Baleen is not bone, but is composed of keratin, the same substance as hair, horn, claws and nails. Whales use these combs for filter feeding. Three species of whales featuring baleen frequent our waters and are seen regularily on our whale watching boat tours in Victoria, British Columbia, Canada on Vancouver Island: gray whales, humpback whales and minke whales. Blue, Sei & Fin Whales are extremely rare here. Refer to our Free Marine Mammal Guide
Gray Whales (Eschrichtius robustus)
The longest migration of any mammal in the world.
Gray whales migrate from the Baja Peninsula in Mexico to Alaska in the spring & return to the Baja in the winter.

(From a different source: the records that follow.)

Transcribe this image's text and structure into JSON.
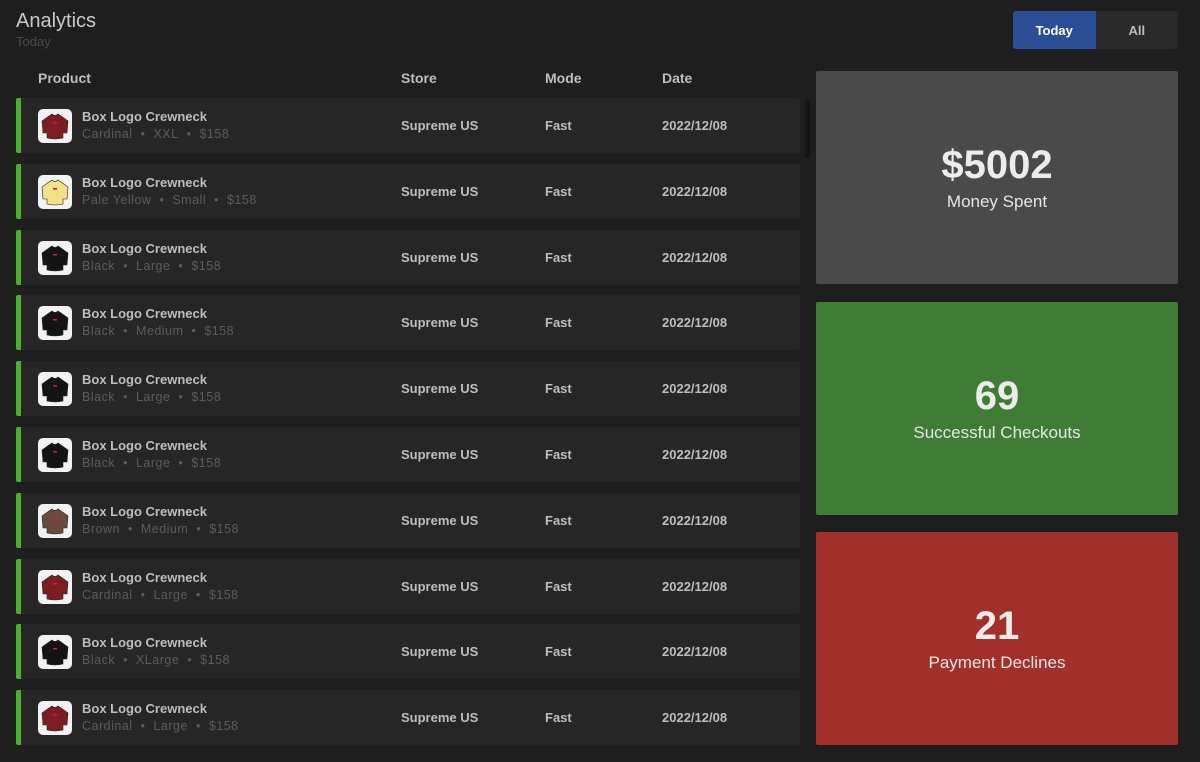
{
  "header": {
    "title": "Analytics",
    "subtitle": "Today"
  },
  "filter": {
    "options": [
      "Today",
      "All"
    ],
    "selected": "Today"
  },
  "table": {
    "columns": {
      "product": "Product",
      "store": "Store",
      "mode": "Mode",
      "date": "Date"
    },
    "rows": [
      {
        "name": "Box Logo Crewneck",
        "color": "Cardinal",
        "size": "XXL",
        "price": "$158",
        "store": "Supreme US",
        "mode": "Fast",
        "date": "2022/12/08",
        "swatch": "#7a1e22"
      },
      {
        "name": "Box Logo Crewneck",
        "color": "Pale Yellow",
        "size": "Small",
        "price": "$158",
        "store": "Supreme US",
        "mode": "Fast",
        "date": "2022/12/08",
        "swatch": "#f5e08a"
      },
      {
        "name": "Box Logo Crewneck",
        "color": "Black",
        "size": "Large",
        "price": "$158",
        "store": "Supreme US",
        "mode": "Fast",
        "date": "2022/12/08",
        "swatch": "#141414"
      },
      {
        "name": "Box Logo Crewneck",
        "color": "Black",
        "size": "Medium",
        "price": "$158",
        "store": "Supreme US",
        "mode": "Fast",
        "date": "2022/12/08",
        "swatch": "#141414"
      },
      {
        "name": "Box Logo Crewneck",
        "color": "Black",
        "size": "Large",
        "price": "$158",
        "store": "Supreme US",
        "mode": "Fast",
        "date": "2022/12/08",
        "swatch": "#141414"
      },
      {
        "name": "Box Logo Crewneck",
        "color": "Black",
        "size": "Large",
        "price": "$158",
        "store": "Supreme US",
        "mode": "Fast",
        "date": "2022/12/08",
        "swatch": "#141414"
      },
      {
        "name": "Box Logo Crewneck",
        "color": "Brown",
        "size": "Medium",
        "price": "$158",
        "store": "Supreme US",
        "mode": "Fast",
        "date": "2022/12/08",
        "swatch": "#6b4a3e"
      },
      {
        "name": "Box Logo Crewneck",
        "color": "Cardinal",
        "size": "Large",
        "price": "$158",
        "store": "Supreme US",
        "mode": "Fast",
        "date": "2022/12/08",
        "swatch": "#7a1e22"
      },
      {
        "name": "Box Logo Crewneck",
        "color": "Black",
        "size": "XLarge",
        "price": "$158",
        "store": "Supreme US",
        "mode": "Fast",
        "date": "2022/12/08",
        "swatch": "#141414"
      },
      {
        "name": "Box Logo Crewneck",
        "color": "Cardinal",
        "size": "Large",
        "price": "$158",
        "store": "Supreme US",
        "mode": "Fast",
        "date": "2022/12/08",
        "swatch": "#7a1e22"
      }
    ]
  },
  "stats": {
    "money": {
      "value": "$5002",
      "label": "Money Spent"
    },
    "success": {
      "value": "69",
      "label": "Successful Checkouts"
    },
    "declines": {
      "value": "21",
      "label": "Payment Declines"
    }
  },
  "colors": {
    "accent_blue": "#2a4d96",
    "row_accent_green": "#4caf2e",
    "card_gray": "#4a4a4a",
    "card_green": "#3e7d33",
    "card_red": "#a1302a"
  }
}
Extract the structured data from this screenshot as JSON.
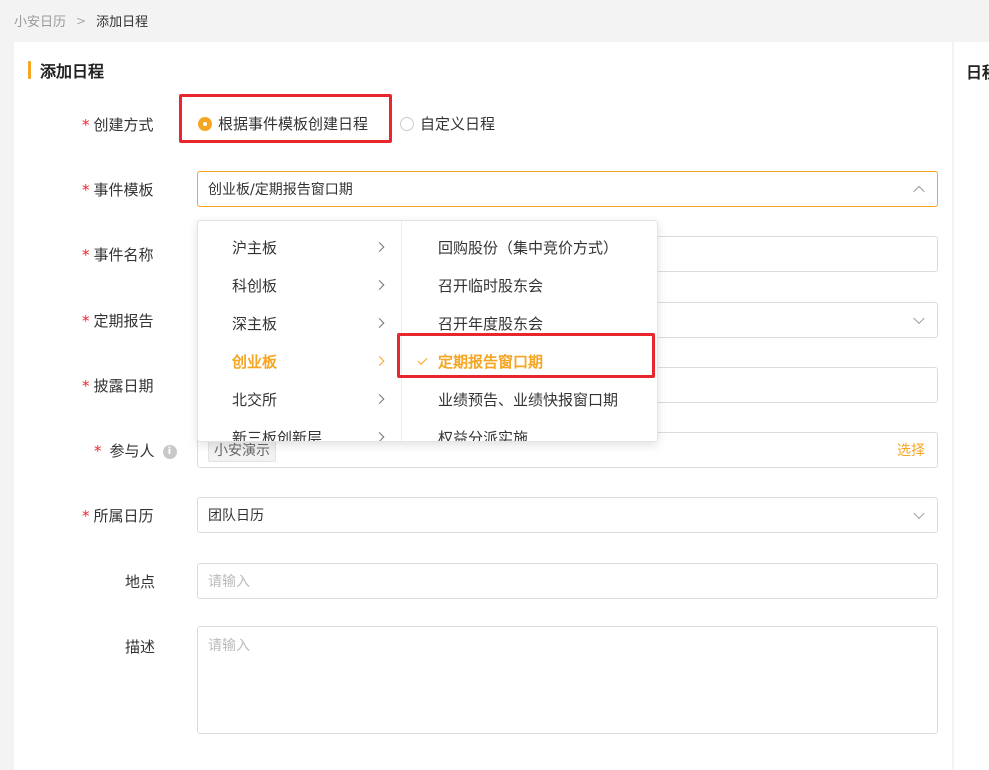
{
  "breadcrumb": {
    "parent": "小安日历",
    "current": "添加日程"
  },
  "section_title": "添加日程",
  "side_title": "日程",
  "form": {
    "create_mode": {
      "label": "创建方式",
      "required": "*",
      "options": [
        {
          "label": "根据事件模板创建日程",
          "checked": true
        },
        {
          "label": "自定义日程",
          "checked": false
        }
      ]
    },
    "event_template": {
      "label": "事件模板",
      "required": "*",
      "value": "创业板/定期报告窗口期"
    },
    "event_name": {
      "label": "事件名称",
      "required": "*",
      "value": ""
    },
    "periodic_report": {
      "label": "定期报告",
      "required": "*",
      "value": ""
    },
    "disclosure_date": {
      "label": "披露日期",
      "required": "*",
      "value": ""
    },
    "participants": {
      "label": "参与人",
      "required": "*",
      "info_icon": "info-icon",
      "tag": "小安演示",
      "select_link": "选择"
    },
    "calendar": {
      "label": "所属日历",
      "required": "*",
      "value": "团队日历"
    },
    "location": {
      "label": "地点",
      "placeholder": "请输入"
    },
    "description": {
      "label": "描述",
      "placeholder": "请输入"
    }
  },
  "cascader": {
    "level1": [
      "沪主板",
      "科创板",
      "深主板",
      "创业板",
      "北交所",
      "新三板创新层"
    ],
    "level1_active": "创业板",
    "level2": [
      "回购股份（集中竞价方式）",
      "召开临时股东会",
      "召开年度股东会",
      "定期报告窗口期",
      "业绩预告、业绩快报窗口期",
      "权益分派实施"
    ],
    "level2_active": "定期报告窗口期"
  },
  "colors": {
    "accent": "#f5a623",
    "required": "#f5222d",
    "highlight_box": "#e8262d"
  }
}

Some gray whales are resident in local waters in the Pacific Northwest. While there is a healthy population in the Pacific Ocean, the Atlantic Ocean population is extinct having been hunted for centuries by Europeans.
In 1994 gray whales were removed from the US Endangered Species List with a population of over 20,000.
Gray whales are “Benthic feeders”, meaning they feed on the bottom of the ocean floor.
They are slow moving animals, rather like grazing cattle.
Gray whales do not have a dorsal fin but rather a series of 6-12 “knuckles” along the dorsal ridge.
Adults may weigh up to 35 tonnes (77,000 lbs.) and reach a maximum length of 14 m (40 ft); newborn calves are about 5 m (15 ft) long.
Humpback Whales (Megaptera novaeangliae)
Has a small curved dorsal fin on a prominent hump on its back, however is called “humpback” due to the humping action to it’s back when it dives underwater.
Latin name means “giant wings”, refers to their large front flippers that reach a length of 4m (15ft) one-third of its entire body length.
dark grey to black on top side, with a much lighter mottled black and white on its underside. This color pattern extends to the fluke.